La grande coalition autour de Reagan avait rallié tous les conservateurs, mais plus encore, plusieurs Démocrates de droite (que les médias appelaient les « Reagan Democrats »). La bataille pour gagner la présidence n’était plus entre Républicains et Démocrates, mais entre un libéralisme social et des conservateurs radicaux. Depuis ce temps, cette confrontation n’a cessé de modeler la scène politique aux États-Unis.
C’est ainsi que Bill Clinton, le candidat démocrate des années 1990 a suivi l’exemple de Reagan. En tant que président de l’Association des gouverneurs (il était lui-même gouverneur de l’État de l’Arkansas), il a reconfiguré politiquement le Parti démocrate vers la droite, en démantelant peu à peu l’héritage de Franklin Delano Roosevelt (président démocrate dans les années 1930-40). Une de ses décisions importantes lorsqu’il fut élu président en 1992, fut l’annulation de la loi Glass–Steagall, qui réglementait Wall Street pour permettre aux institutions financières de manipuler l’argent de se transformer en une sorte de gigantesques casinos. Plus tard, Clinton imposa une loi-matraque contre les couches populaires en imposant de sévères restrictions à la sécurité sociale.
Aujourd’hui, Hillary Clinton qui se dit parfois de gauche, ne cesse de cafouiller, car sur le fonds, elle est de droite. Elle s’est fait entendre la semaine dernière pour regretter le décès de Nancy Reagan (la veuve de Ronald) et de ses « bonnes œuvres », alors que sous la présidence de son mari, le filet de sécurité qui avait été arraché par les couches populaires a été déchiré en lambeaux. C’est pratiquement l’ensemble du Parti démocrate qui est passé à la droite avec les mêmes politiques austéritaires et militaristes que leurs adversaires républicains.

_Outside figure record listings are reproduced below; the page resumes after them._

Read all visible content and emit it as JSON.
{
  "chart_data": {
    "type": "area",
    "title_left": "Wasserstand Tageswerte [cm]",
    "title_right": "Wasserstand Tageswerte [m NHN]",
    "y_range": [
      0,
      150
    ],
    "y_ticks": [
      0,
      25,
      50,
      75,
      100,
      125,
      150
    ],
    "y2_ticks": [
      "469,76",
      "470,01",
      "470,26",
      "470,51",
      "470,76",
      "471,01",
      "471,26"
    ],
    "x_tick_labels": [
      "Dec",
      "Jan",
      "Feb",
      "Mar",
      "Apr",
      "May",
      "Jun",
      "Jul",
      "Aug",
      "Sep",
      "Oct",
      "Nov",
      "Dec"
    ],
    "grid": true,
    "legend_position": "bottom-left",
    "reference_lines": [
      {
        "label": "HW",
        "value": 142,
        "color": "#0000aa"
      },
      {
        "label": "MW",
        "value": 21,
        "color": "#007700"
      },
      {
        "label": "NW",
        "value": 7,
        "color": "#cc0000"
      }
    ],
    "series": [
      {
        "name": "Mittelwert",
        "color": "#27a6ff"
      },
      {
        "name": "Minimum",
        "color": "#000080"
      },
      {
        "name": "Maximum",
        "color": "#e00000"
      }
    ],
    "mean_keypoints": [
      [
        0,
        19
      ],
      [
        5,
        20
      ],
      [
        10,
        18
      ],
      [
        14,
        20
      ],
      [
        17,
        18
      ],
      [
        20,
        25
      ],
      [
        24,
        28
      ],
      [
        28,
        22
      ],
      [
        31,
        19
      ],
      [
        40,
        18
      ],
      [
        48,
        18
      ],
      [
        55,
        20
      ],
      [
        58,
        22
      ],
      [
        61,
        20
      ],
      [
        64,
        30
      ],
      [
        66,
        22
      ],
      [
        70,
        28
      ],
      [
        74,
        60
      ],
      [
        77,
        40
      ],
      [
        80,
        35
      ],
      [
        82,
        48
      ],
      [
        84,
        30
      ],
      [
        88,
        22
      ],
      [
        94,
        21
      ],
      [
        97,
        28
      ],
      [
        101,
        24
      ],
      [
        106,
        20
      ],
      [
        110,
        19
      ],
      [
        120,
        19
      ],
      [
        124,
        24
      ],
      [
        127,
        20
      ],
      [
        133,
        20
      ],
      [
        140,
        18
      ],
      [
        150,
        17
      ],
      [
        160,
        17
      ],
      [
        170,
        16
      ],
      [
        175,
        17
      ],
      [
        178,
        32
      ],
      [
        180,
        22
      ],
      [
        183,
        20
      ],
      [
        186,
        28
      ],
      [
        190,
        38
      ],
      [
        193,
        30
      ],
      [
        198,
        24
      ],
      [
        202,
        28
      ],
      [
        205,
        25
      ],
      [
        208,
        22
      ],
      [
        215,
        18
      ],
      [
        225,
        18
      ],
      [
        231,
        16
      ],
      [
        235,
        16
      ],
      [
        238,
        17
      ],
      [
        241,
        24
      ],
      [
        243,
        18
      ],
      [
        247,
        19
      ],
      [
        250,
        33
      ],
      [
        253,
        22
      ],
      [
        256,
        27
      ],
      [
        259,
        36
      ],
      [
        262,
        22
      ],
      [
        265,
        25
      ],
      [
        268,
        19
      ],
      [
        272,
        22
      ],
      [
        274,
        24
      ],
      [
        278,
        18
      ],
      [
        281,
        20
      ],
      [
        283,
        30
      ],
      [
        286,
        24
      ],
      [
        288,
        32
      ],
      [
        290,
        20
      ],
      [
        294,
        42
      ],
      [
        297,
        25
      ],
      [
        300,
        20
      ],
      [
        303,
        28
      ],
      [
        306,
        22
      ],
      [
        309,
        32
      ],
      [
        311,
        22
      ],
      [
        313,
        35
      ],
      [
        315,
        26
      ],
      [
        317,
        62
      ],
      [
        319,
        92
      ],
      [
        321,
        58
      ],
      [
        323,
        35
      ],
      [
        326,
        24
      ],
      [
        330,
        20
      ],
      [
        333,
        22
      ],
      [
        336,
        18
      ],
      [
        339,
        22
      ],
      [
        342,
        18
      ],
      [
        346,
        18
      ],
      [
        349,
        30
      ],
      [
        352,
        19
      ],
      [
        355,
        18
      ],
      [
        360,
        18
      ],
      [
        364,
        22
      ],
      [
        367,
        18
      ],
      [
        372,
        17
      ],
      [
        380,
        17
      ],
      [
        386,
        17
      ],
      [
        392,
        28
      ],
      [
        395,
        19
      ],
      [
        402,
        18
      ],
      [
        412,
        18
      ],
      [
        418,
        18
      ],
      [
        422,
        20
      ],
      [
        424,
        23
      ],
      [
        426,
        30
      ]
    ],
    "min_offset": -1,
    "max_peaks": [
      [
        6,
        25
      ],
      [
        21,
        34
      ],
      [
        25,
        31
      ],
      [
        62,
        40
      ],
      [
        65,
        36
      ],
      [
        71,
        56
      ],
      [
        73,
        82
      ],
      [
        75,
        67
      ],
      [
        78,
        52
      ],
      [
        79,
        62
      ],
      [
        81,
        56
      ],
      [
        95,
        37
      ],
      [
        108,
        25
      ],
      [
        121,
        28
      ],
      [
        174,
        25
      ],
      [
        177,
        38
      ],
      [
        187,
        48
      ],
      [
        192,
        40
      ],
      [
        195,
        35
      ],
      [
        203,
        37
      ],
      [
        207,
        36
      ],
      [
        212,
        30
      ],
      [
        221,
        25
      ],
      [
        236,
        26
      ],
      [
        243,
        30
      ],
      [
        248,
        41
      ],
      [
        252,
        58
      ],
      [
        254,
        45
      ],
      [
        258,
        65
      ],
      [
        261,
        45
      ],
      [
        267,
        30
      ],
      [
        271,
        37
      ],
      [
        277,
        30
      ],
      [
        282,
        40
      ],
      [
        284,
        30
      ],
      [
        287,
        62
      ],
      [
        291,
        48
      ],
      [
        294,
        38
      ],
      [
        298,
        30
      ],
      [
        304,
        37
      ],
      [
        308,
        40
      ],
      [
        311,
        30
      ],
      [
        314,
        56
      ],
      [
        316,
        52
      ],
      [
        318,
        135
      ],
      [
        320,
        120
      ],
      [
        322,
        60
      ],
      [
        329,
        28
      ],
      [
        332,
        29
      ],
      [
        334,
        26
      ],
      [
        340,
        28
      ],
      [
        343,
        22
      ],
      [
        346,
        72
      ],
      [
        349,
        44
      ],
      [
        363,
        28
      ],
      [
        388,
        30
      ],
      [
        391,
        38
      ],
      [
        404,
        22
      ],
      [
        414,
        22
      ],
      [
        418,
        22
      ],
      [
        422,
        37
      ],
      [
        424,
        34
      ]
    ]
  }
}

Du côté républicain, il n’y a pas d’ambiguïté. Le débat politique dans ce parti est dominé par le Tea Party, les libertariens et l’extrême droite religieuse. Depuis l’élection d’Obama, ils sont déchaînés et n’hésitent pas à paralyser l’action du gouvernement fédéral, comme ils l’ont fait en 2013 à l’initiative du sénateur Ted Cruz. La lancée délirante de Donald Trump n’apparaît pas incongrue dans cet océan de valeurs et de proclamations de droite.
Qui s’oppose à cet immense appareil conservateur, sinon Bernard Sanders ? Tant face à Clinton que devant les Républicains qui naviguent entre la droite et l’extrême-droite, il est le seul à se tenir debout.